3sum在n ^ 2 * log（n）时间中有4个数字的变体？

Question

I am working on a project for an algorithms course I'm in and I'm completely at an impass. The assignment is to find all sets of 4 numbers in an array for which i+j=k+l in O(n^2*log(n)) time.

I know this is similar to the 3sum problem, where you have to find all the sets in an array for which i+j+k=0. We have discussed a solution to this problem in our lecture that solves it in O(n^2*log(n)) time by iterating through all unique pairs of 2 (n^2 time) and using a binary search on a sorted array to find a value that satisfies the problem (log(n) time).

However, I don't see how the problem with 4 numbers could be solved in this time.
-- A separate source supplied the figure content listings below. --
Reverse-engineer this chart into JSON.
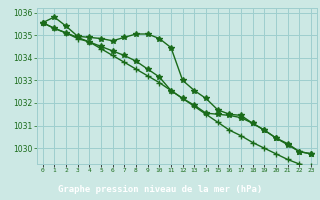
{
  "title": "Graphe pression niveau de la mer (hPa)",
  "x_labels": [
    "0",
    "1",
    "2",
    "3",
    "4",
    "5",
    "6",
    "7",
    "8",
    "9",
    "10",
    "11",
    "12",
    "13",
    "14",
    "15",
    "16",
    "17",
    "18",
    "19",
    "20",
    "21",
    "22",
    "23"
  ],
  "x_values": [
    0,
    1,
    2,
    3,
    4,
    5,
    6,
    7,
    8,
    9,
    10,
    11,
    12,
    13,
    14,
    15,
    16,
    17,
    18,
    19,
    20,
    21,
    22,
    23
  ],
  "series1": [
    1035.55,
    1035.8,
    1035.4,
    1034.95,
    1034.9,
    1034.85,
    1034.75,
    1034.9,
    1035.05,
    1035.05,
    1034.85,
    1034.45,
    1033.0,
    1032.55,
    1032.2,
    1031.7,
    1031.5,
    1031.45,
    1031.1,
    1030.8,
    1030.45,
    1030.2,
    1029.85,
    1029.75
  ],
  "series2": [
    1035.55,
    1035.3,
    1035.1,
    1034.9,
    1034.7,
    1034.5,
    1034.3,
    1034.1,
    1033.85,
    1033.5,
    1033.15,
    1032.55,
    1032.2,
    1031.9,
    1031.55,
    1031.5,
    1031.45,
    1031.35,
    1031.1,
    1030.8,
    1030.45,
    1030.15,
    1029.85,
    1029.75
  ],
  "series3": [
    1035.55,
    1035.3,
    1035.1,
    1034.85,
    1034.7,
    1034.4,
    1034.1,
    1033.8,
    1033.5,
    1033.2,
    1032.9,
    1032.55,
    1032.2,
    1031.85,
    1031.5,
    1031.15,
    1030.8,
    1030.55,
    1030.25,
    1030.0,
    1029.75,
    1029.5,
    1029.3,
    1029.2
  ],
  "line_color": "#1a6b1a",
  "marker_color": "#1a6b1a",
  "bg_color": "#cce8e4",
  "grid_color": "#9ecece",
  "title_bg_color": "#2e7d4f",
  "title_text_color": "#ffffff",
  "ylim": [
    1029.3,
    1036.2
  ],
  "yticks": [
    1030,
    1031,
    1032,
    1033,
    1034,
    1035,
    1036
  ]
}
I think it's a safe guess that the log(n) in the complexity comes from a binary search, which i'll use for the last one. However, that would mean I have to iterate over all possible combinations of 3 in n^2 time, which I just don't think is possible.

I'm not looking for someone to do my work for me, but maybe if someone knows how this can be solved, they could give me a gentle tap in the right direction. Thanks.

Edit: it might also be helpful to note that I am required to solve this using sorting. Once I do that, I have to write another implementation that makes it faster using hashing, but I think I'll be able to do that just fine on my own. I just need to figure out how I can solve the problem with sorting first.

Answer 1

Keep a sorted list of sums and pairs. For instance, given the list

[1, 2, 4, 8, 16, 32, 9, 82]

we will want to identify 1+9 = 2+8

Identify the largest two numbers in the list, O**(N)**. In this case, they're (82, 32), a sum of 114. Allocate an array pair_sum of 114 locations; set all locations to null pointers.

Now iterate through the list for your i, j pairs. For each pair, insert the two numbers as a tuple-value at index i+j. When you get a collision at some index, you're done: you found a second pair-sum.

I'll outline this in some not-quite-pseudo code; you can translate to your favorite implementation language.

bank = [1, 2, 4, 8, 16, 32, 9, 82] size = length(bank)

// Find the two largest numbers and allocate the array ...
pair_sum = array[114], initialize to all nulls

for lo in 0:size-1
    for hi in lo+1:size
        sum = bank[lo] + bank[hi]
        if pair_sum[sum]
            // There is already a pair with that sum
            print pair_sum[sum], "and", bank[lo], bank[hi]
        else
            // Record new sum pair
            pair_sum[sum] = tuple(bank[lo], bank[hi])

This is O(N^2) , with bounded space dependent on the array values.

If you aren't allowed to use the sum as an index for practical reasons, I think you can adapt this to a binary search and insertion, giving you the log(n) component.